Drug Development Process

Pharmaceutical discovery—like all kinds of discovery—favors those who search in the right places. The drug-discovery process at Lilly begins by focusing on specific diseases and patient needs. Lilly discovery scientists search for biological targets within the body that play a role in a given disease. Targets can be part of the body (such as a protein, receptor, or gene) or foreign (such as a virus or bacteria). Lilly scientists identify, design, and synthesize promising molecules, screening perhaps tens of thou­sands, to assess their effect on the relevant biological targets. Molecules that have the desired effect on the target and meet other design criteria become “lead” molecules that go on to the next phase of development.

In this stage, Lilly scientists learn about how a compound is broken down and eliminated from the body and also how it might intervene in a disease. During this process, Lilly scientists use experiments in test tubes and animals as well as computer modeling and simulation to investigate questions such as: Is there a viable way to deliver the molecule to the biological target? How is this affected by chemical composition, the size of the molecule, and natural barriers within the body’s tissues and organs? Should the delivery vehicle be an oral method, an injection, or something else? How fast is the drug released and distributed in the body?

Researchers probe further to determine what dosage might be required for the medicine to be effective, and at what level it might be toxic to the patient. They also explore practical issues, such as whether Lilly will be able to manufacture the compound on a large scale, and whether the compound will be stable enough to remain effective and safe in the patient’s hands.

Preclinical Trials

Drug trials and approval processes aim to prove that a new drug candidate is safe for human patients and effective in treating the target disease. Before any human ever takes a new drug candidate, preclinical trials are conducted to obtain initial proof of safety and effectiveness. This may include data from tests done in laboratory dishes or other devices—called in vitro research—or from limited animal studies.

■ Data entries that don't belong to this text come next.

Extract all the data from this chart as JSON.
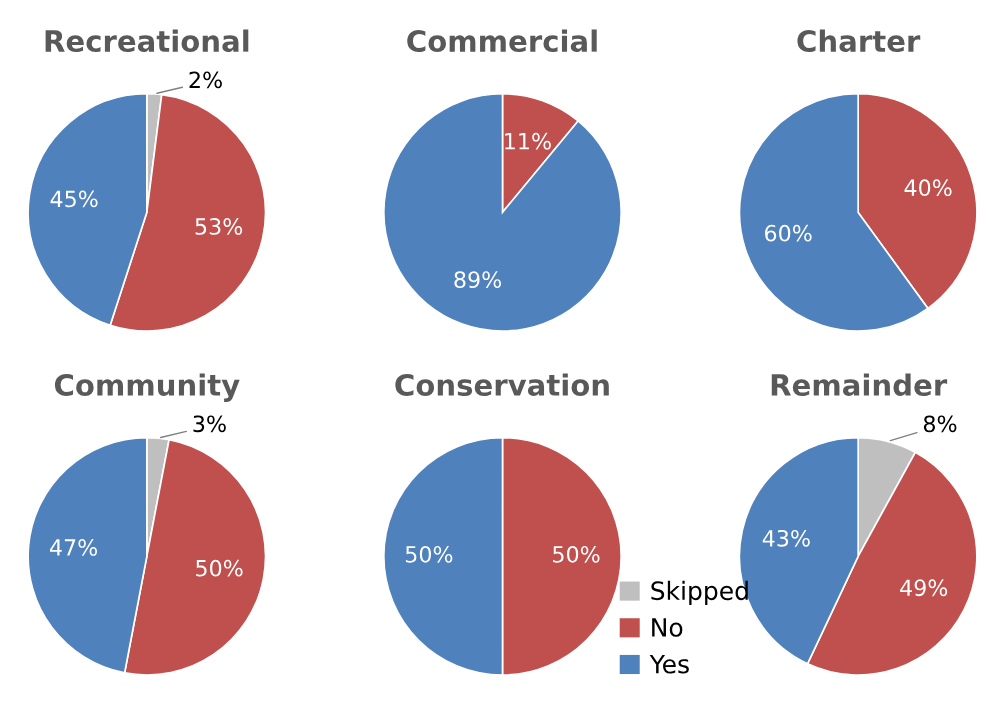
{
  "chart_data": [
    {
      "type": "pie",
      "title": "Recreational",
      "categories": [
        null,
        null,
        null
      ],
      "values": [
        2,
        53,
        45
      ],
      "colors": [
        "#bfbfbf",
        "#c0504d",
        "#4f81bd"
      ],
      "value_labels": [
        "2%",
        "53%",
        "45%"
      ]
    },
    {
      "type": "pie",
      "title": "Commercial",
      "categories": [
        null,
        null
      ],
      "values": [
        11,
        89
      ],
      "colors": [
        "#c0504d",
        "#4f81bd"
      ],
      "value_labels": [
        "11%",
        "89%"
      ]
    },
    {
      "type": "pie",
      "title": "Charter",
      "categories": [
        null,
        null
      ],
      "values": [
        40,
        60
      ],
      "colors": [
        "#c0504d",
        "#4f81bd"
      ],
      "value_labels": [
        "40%",
        "60%"
      ]
    },
    {
      "type": "pie",
      "title": "Community",
      "categories": [
        null,
        null,
        null
      ],
      "values": [
        3,
        50,
        47
      ],
      "colors": [
        "#bfbfbf",
        "#c0504d",
        "#4f81bd"
      ],
      "value_labels": [
        "3%",
        "50%",
        "47%"
      ]
    },
    {
      "type": "pie",
      "title": "Conservation",
      "categories": [
        "Skipped",
        "No",
        "Yes"
      ],
      "values": [
        0,
        50,
        50
      ],
      "colors": [
        "#bfbfbf",
        "#c0504d",
        "#4f81bd"
      ],
      "value_labels": [
        null,
        "50%",
        "50%"
      ],
      "legend": "bottom right"
    },
    {
      "type": "pie",
      "title": "Remainder",
      "categories": [
        null,
        null,
        null
      ],
      "values": [
        8,
        49,
        43
      ],
      "colors": [
        "#bfbfbf",
        "#c0504d",
        "#4f81bd"
      ],
      "value_labels": [
        "8%",
        "49%",
        "43%"
      ]
    }
  ]
}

These efforts can take several years to complete, and they demonstrate whether it is warranted to proceed to the next step.

Clinical Trials: Phase I

The next stage of the R&D process comprises three phases of clinical trials with humans. Lilly conducts clinical trials around the world and markets its medicines in 125 countries. That means we must complete regulatory approval processes in each country to bring innovative cures to patients worldwide. Phase I is intended to generate initial safety information about the drug in humans and assess how it behaves inside the human body.

Clinical Trials: Phase II

Phase II marks the beginning of controlled testing with patients who actually have the disease, to begin to demonstrate the medicine’s effectiveness. The total number of patients is still relatively small—perhaps several hundred people. This phase also produces additional information about short-term side effects and risks associated with the drug.

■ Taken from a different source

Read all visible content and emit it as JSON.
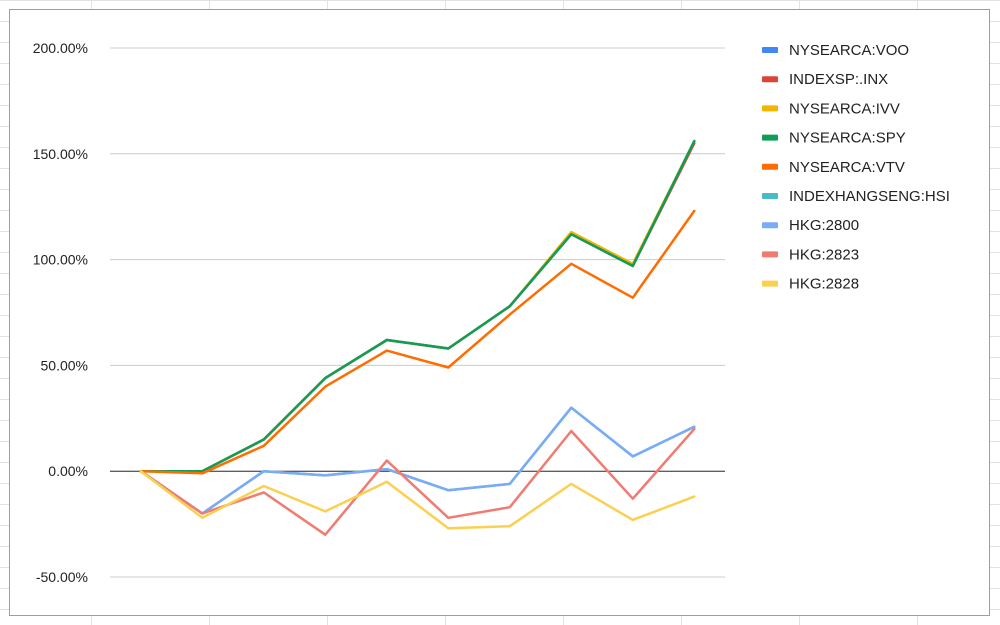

Clinical Trials: Phase III

Phase III seeks to provide definitive proof of the drug’s effectiveness and provides safety information from a much larger number of patients—from several hundred to several thousand—who suffer from the disease. The extensive data generated in Phase III provide a sound basis for extrapolating results to the general population and for developing the labeling information that is provided with the product.

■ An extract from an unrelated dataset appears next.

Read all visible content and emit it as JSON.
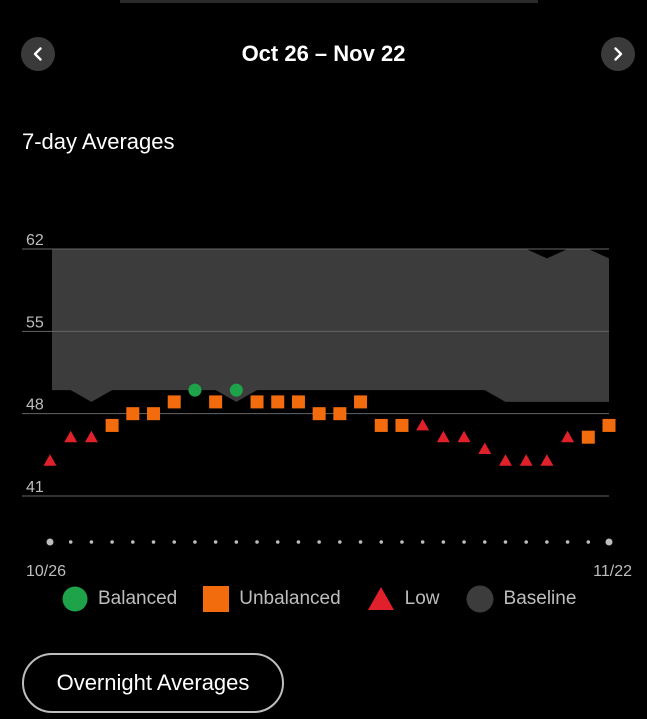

In 2004, Lilly was one of the first pharmaceutical companies to launch a clinical-trial registry website to enable public access to results from our clinical trials. Today, this is required by law of all pharmaceutical companies. The results of applicable clinical trials of Lilly’s marketed products, per the FDA Amendments Act of 2007, can be found at the Government Clinical Trials website.

Regulatory Review

After extensive testing and study, a candidate drug is submitted for regulatory approval. The decision of the regulatory body determines whether or not the drug can be marketed to patients for approved uses. The review process can take anywhere from six months to two years or longer.

Post-Marketing Monitoring

Everyone is biochemically unique; therefore, individuals may respond quite differently to the same medication. Approved medications have been subjected to extensive testing for safety and efficacy. But even after medications are approved for general use, Lilly continues to collect product-safety information and monitor the safety profile of all Lilly products. In fact, the monitoring increases over time—through the collection of information from ongoing clinical studies, spontaneous adverse-event reports voluntarily reported directly from healthcare providers, and patients using the medicine.